Ya hace bastante tiempo que Zalabardo y yo dejamos de interesarnos por los debates políticos previos a unas elecciones. Tenemos la impresión de que se ha perdido la conciencia de qué deba ser tal tipo de confrontación. Los debates, que nadie lo dude, son una discusión sobre un tema partiendo de opiniones diferentes, discusión que sobraría si todos pensáramos lo mismo. Pero, sentado esto, que la pluralidad de enfoques es necesaria y conveniente, la realidad nos muestra que se desprecian olímpicamente otras dos características no menos importantes: que las diferentes posturas han de ser defendidas con el apoyo de argumentos y que su finalidad es que, si los debatientes no alcanzan un punto de encuentro, quienes asisten a él sí puedan llegar a una conclusión que les valga para decidir el sentido de su voto.

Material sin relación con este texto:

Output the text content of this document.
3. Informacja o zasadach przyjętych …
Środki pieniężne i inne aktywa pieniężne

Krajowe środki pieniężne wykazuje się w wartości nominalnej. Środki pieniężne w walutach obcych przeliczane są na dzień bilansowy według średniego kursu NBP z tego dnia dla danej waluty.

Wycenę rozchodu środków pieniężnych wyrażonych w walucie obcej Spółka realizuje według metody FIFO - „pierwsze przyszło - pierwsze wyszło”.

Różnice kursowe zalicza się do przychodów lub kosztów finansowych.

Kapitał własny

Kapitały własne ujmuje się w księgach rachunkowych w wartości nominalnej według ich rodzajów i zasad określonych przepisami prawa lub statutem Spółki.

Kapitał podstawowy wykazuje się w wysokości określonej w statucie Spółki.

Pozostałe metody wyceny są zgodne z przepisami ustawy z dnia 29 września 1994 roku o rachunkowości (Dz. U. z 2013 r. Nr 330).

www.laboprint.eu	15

Debatir exige tener una idea y saber defenderla; tener
ideas y acertar a formular su defensa con argumentos requiere saber pensar. Cabe
en este momento recordar lo que decía Baltasar Gracián en su Oráculo
manual y arte de la prudencia: Pensar bien es resultado de la
racionalidad. A los veinte años reina la voluntad, a los treinta el ingenio, a
los cuarenta el juicio.
Desgraciadamente, el pasado viernes, mi amigo y yo no
pudimos sustraernos al bochornoso espectáculo de algo que la cadena SER quiso
que fuese un debate. Y nos resultó imposible sustraernos no por el interés que
nos despertara su anuncio, sino porque creo que no hay nadie en el país que no
se haya enterado de lo que en aquel plató sucedió. Se veía venir algo que la
inconsciencia de algunos niega, que estamos volcando sobre nuestra sociedad tal
cantidad de histerismo, intolerancia y fanatismo que una conversación racional
parece imposible.
Zalabardo, que se ha quedado pensando en la cita de Gracián,
me susurra con tono doliente que quizá seamos poco maduros para hablar con
juicio, demasiado torpes para ser ingeniosos y juveniles en exceso como para
pretender que solo es válida la idea propia. O sea, que nos importa un pepino la
racionalidad que conduce a la rectitud de pensamiento.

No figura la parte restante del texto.